We have our choice of things to do. Do we want to climb the Pilgrim  Monument—some 252 feet up, 116 steps and 60 ramps–celebrating its centennial this year (did you know the Pilgrims  landed in Provincetown first and spent several weeks here before moving down to Plymouth?). www.pilgrim-monument.org

 

Do we want to go to the Portuguese Festival, celebrating their contribution to the fishing industry here?  

 

Do we want to browse in all the shops on Commercial Street offering everything from hand-crafted jewelry and pottery to tee shirts and toys?

 

Do we want to head to Cape Cod National Sea Shore with miles and miles of beaches?  Provincetown is ringed on three sides by water and, they boast, is home to some of the best beaches in the country. We can ride bikes to the beaches or walk.

 

The streets are so narrow in town we haven’t even gotten in the car since we arrived.

 

There is a lot of history here too. Eugene O’Neill mounted his first play on the wharf in 1915; The Provincetown Museum details the history of the town and community.

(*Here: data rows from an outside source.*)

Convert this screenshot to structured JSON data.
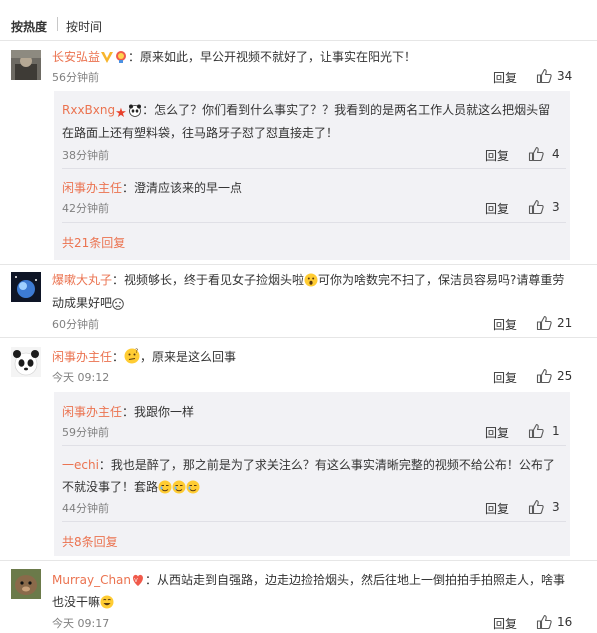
{
  "sort": {
    "hot": "按热度",
    "time": "按时间"
  },
  "labels": {
    "reply": "回复"
  },
  "comments": [
    {
      "user": "长安弘益",
      "text": "：原来如此，早公开视频不就好了，让事实在阳光下！",
      "time": "56分钟前",
      "likes": "34",
      "replies": [
        {
          "user": "RxxBxng",
          "text1": "：怎么了？你们看到什么事实了？？我看到的是两名工作人员就这么把烟头留",
          "text2": "在路面上还有塑料袋，往马路牙子怼了怼直接走了！",
          "time": "38分钟前",
          "likes": "4"
        },
        {
          "user": "闲事办主任",
          "text": "：澄清应该来的早一点",
          "time": "42分钟前",
          "likes": "3"
        }
      ],
      "more": "共21条回复"
    },
    {
      "user": "爆嗽大丸子",
      "text1": "：视频够长，终于看见女子捡烟头啦",
      "text1b": "可你为啥数完不扫了，保洁员容易吗?请尊重劳",
      "text2": "动成果好吧",
      "time": "60分钟前",
      "likes": "21"
    },
    {
      "user": "闲事办主任",
      "text": "，原来是这么回事",
      "time": "今天 09:12",
      "likes": "25",
      "replies": [
        {
          "user": "闲事办主任",
          "text": "：我跟你一样",
          "time": "59分钟前",
          "likes": "1"
        },
        {
          "user": "一echi",
          "text1": "：我也是醉了，那之前是为了求关注么？有这么事实清晰完整的视频不给公布！公布了",
          "text2": "不就没事了！套路",
          "time": "44分钟前",
          "likes": "3"
        }
      ],
      "more": "共8条回复"
    },
    {
      "user": "Murray_Chan",
      "text1": "：从西站走到自强路，边走边捡拾烟头，然后往地上一倒拍拍手拍照走人，啥事",
      "text2": "也没干嘛",
      "time": "今天 09:17",
      "likes": "16"
    }
  ]
}
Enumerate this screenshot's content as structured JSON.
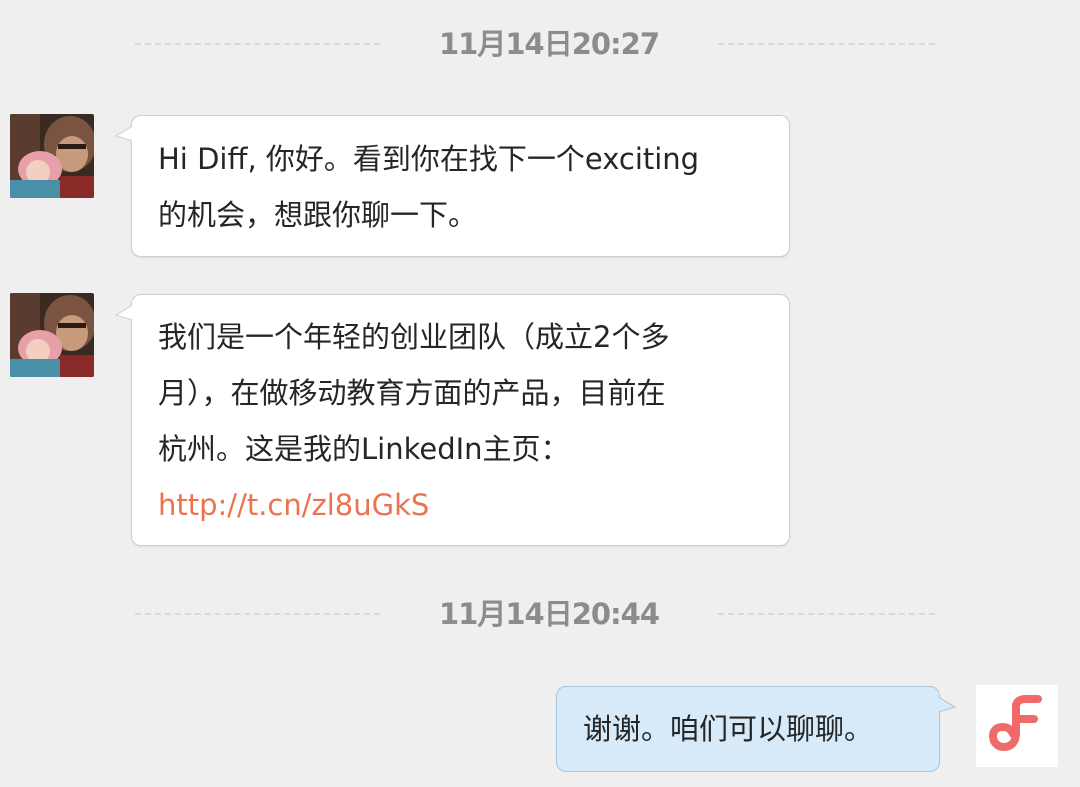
{
  "chat": {
    "dividers": [
      {
        "time": "11月14日20:27"
      },
      {
        "time": "11月14日20:44"
      }
    ],
    "messages": [
      {
        "sender": "other",
        "lines": [
          "Hi Diff, 你好。看到你在找下一个exciting",
          "的机会，想跟你聊一下。"
        ]
      },
      {
        "sender": "other",
        "lines": [
          "我们是一个年轻的创业团队（成立2个多",
          "月），在做移动教育方面的产品，目前在",
          "杭州。这是我的LinkedIn主页："
        ],
        "link": "http://t.cn/zl8uGkS"
      },
      {
        "sender": "me",
        "lines": [
          "谢谢。咱们可以聊聊。"
        ]
      }
    ]
  },
  "colors": {
    "background": "#efefef",
    "incoming_bubble": "#ffffff",
    "outgoing_bubble": "#d6eafa",
    "link": "#eb7350",
    "timestamp": "#8c8c8c",
    "app_logo": "#f06a6a"
  },
  "icons": {
    "other_avatar": "user-photo-avatar",
    "my_avatar": "app-logo-avatar"
  }
}
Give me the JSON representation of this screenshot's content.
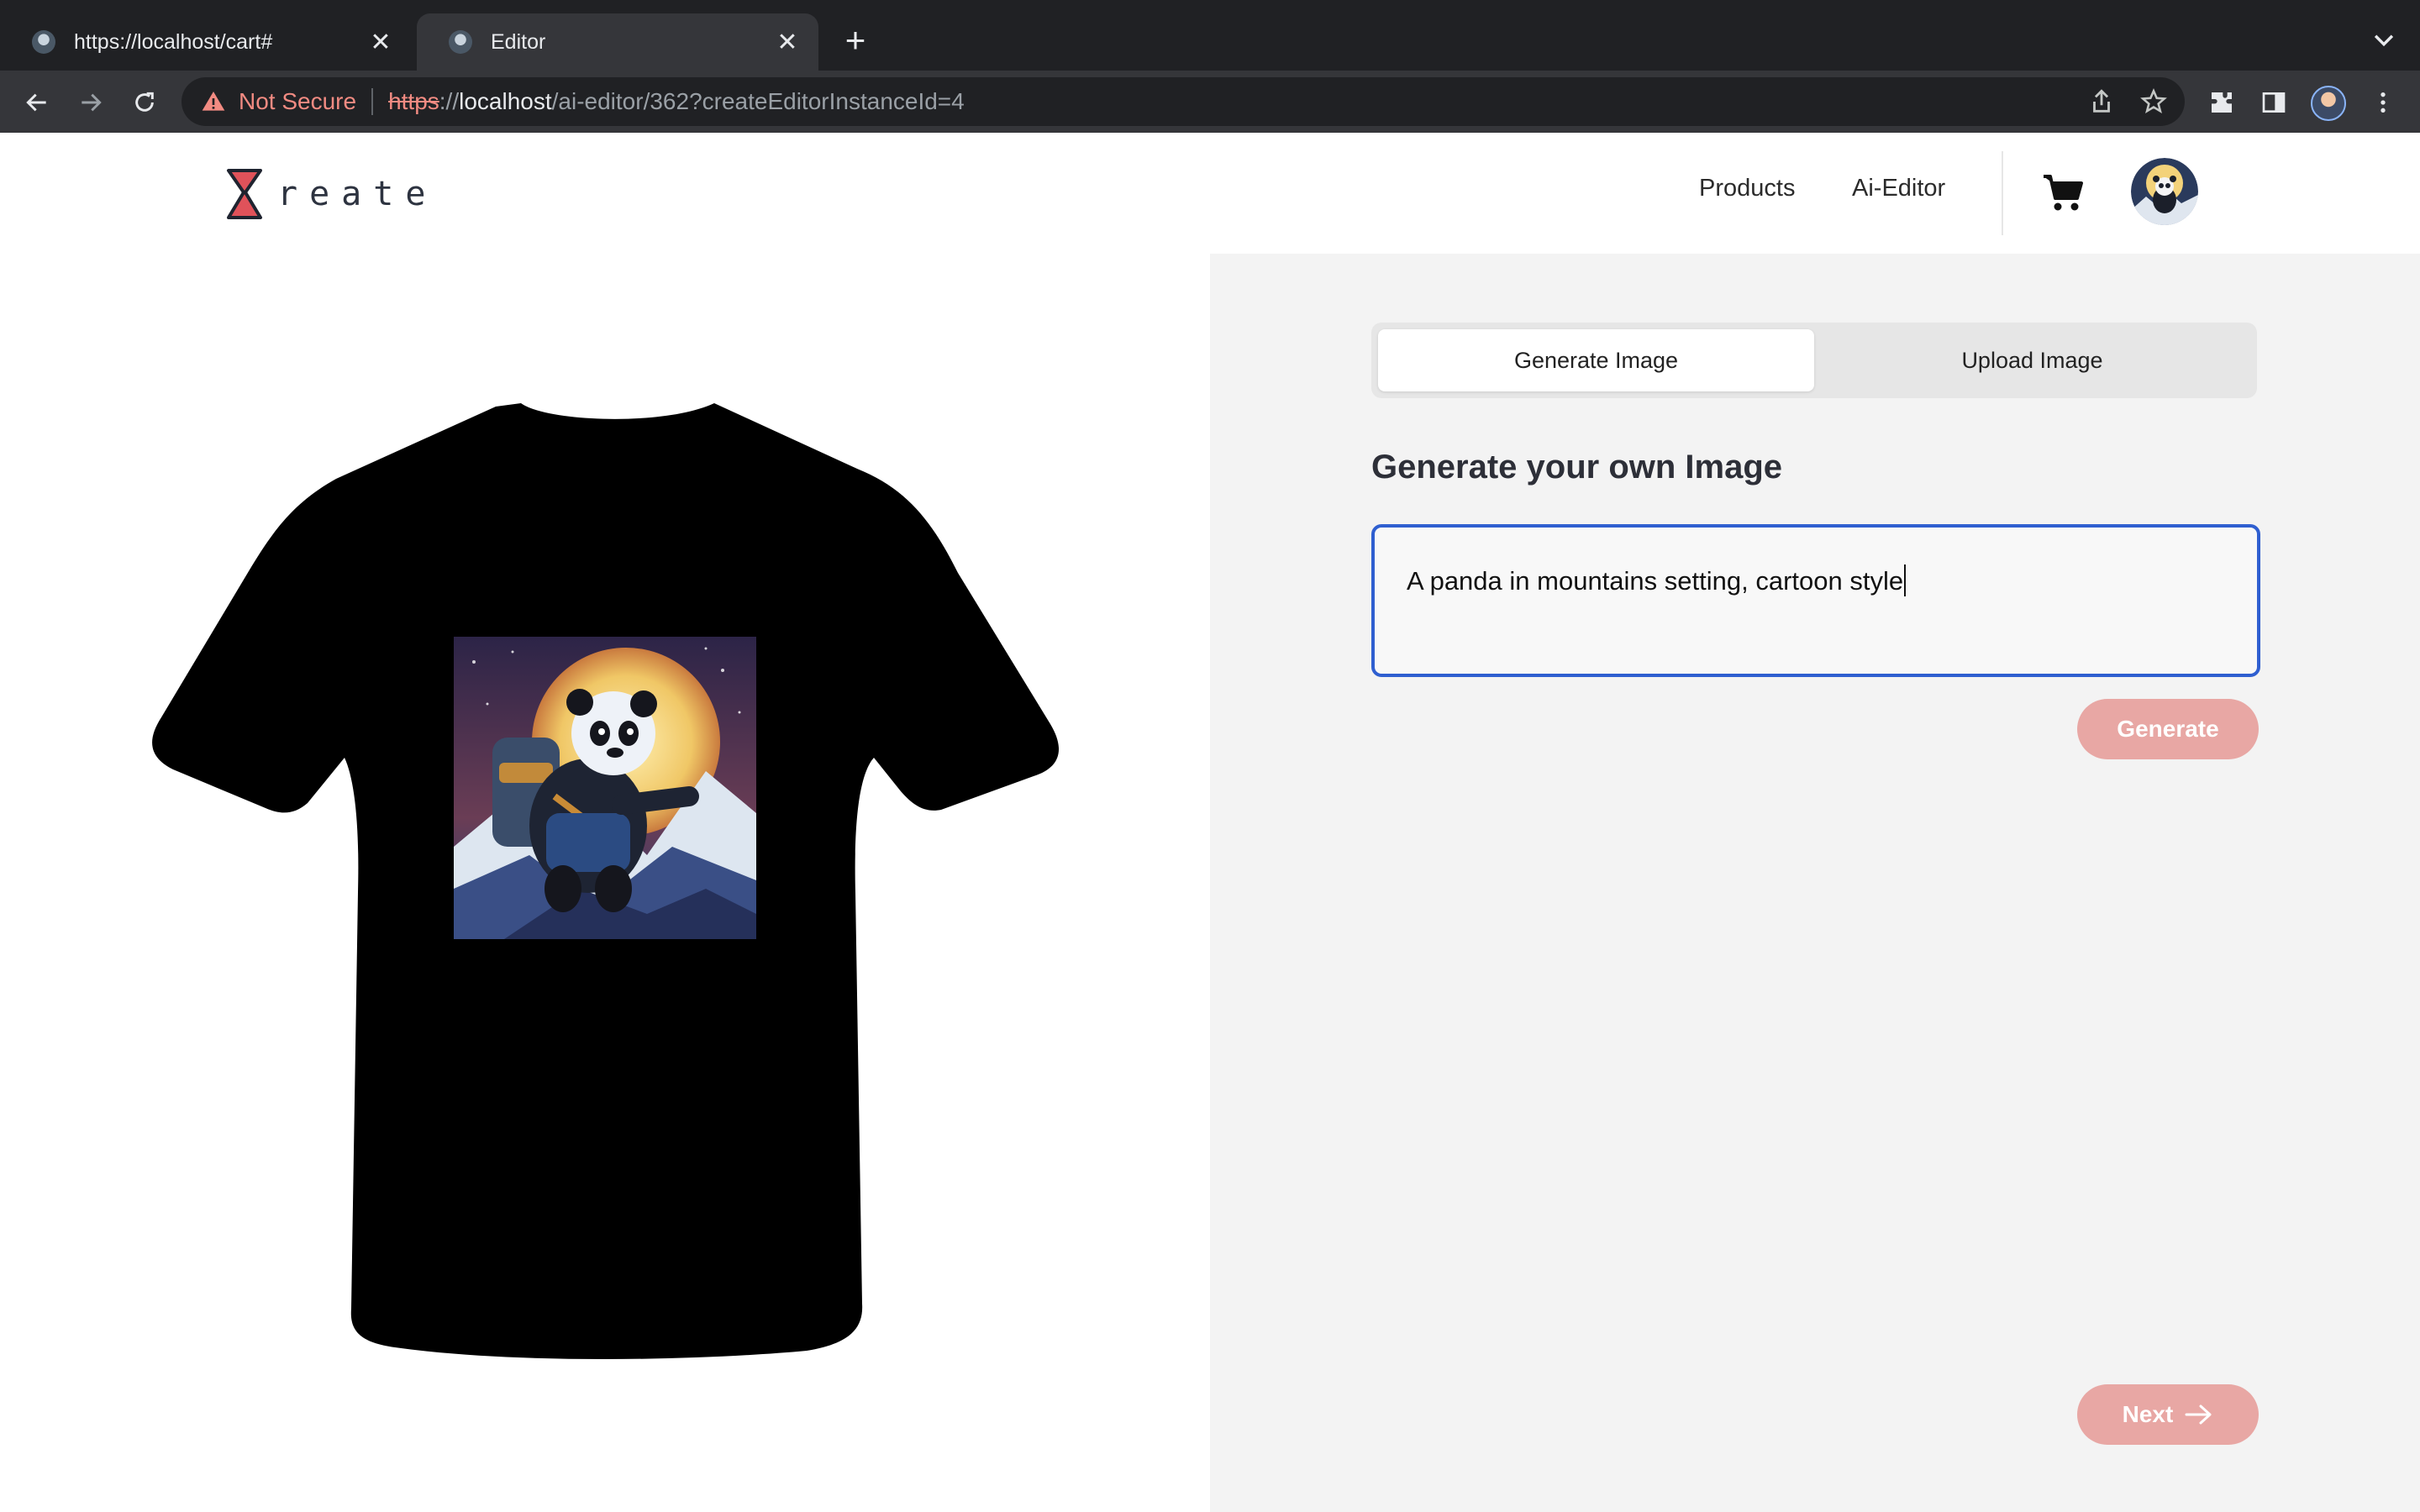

We stroll Commercial Street with its narrow thoroughfare lined with shops, restaurants and bars.  We stop at Pepes at the patio overlooking the ocean for oysters.

 

Provincetown is just 120 miles from Boston but couldn’t be any more different, with its beaches sand dunes, shopping and decided eclectic and flamboyant street scene.  (Yes you are bound to see a man or two dressed in drag.)

 

I learn there are something like 250 species of birds here  and water fowl found on Cape Cod and that the Beach Forest Trail  here is one of the best spots for bird watching (www.massaudubon.org)  At the same time, the National Seashore Bike Trails have been recently renovated . Maybe tomorrow!

 

We try to save ourselves for the lobster to come tonight. Can’t wait.

 

The Lobster Pot (www.Ptownlobsterpot.com) lives up to its reputations—crowds, a friendly waitress and some of the most succulent lobster I’ve ever eaten. My friends rave about the baked stuffed lobster with shrimp, scallops and more. We roll ourselves home.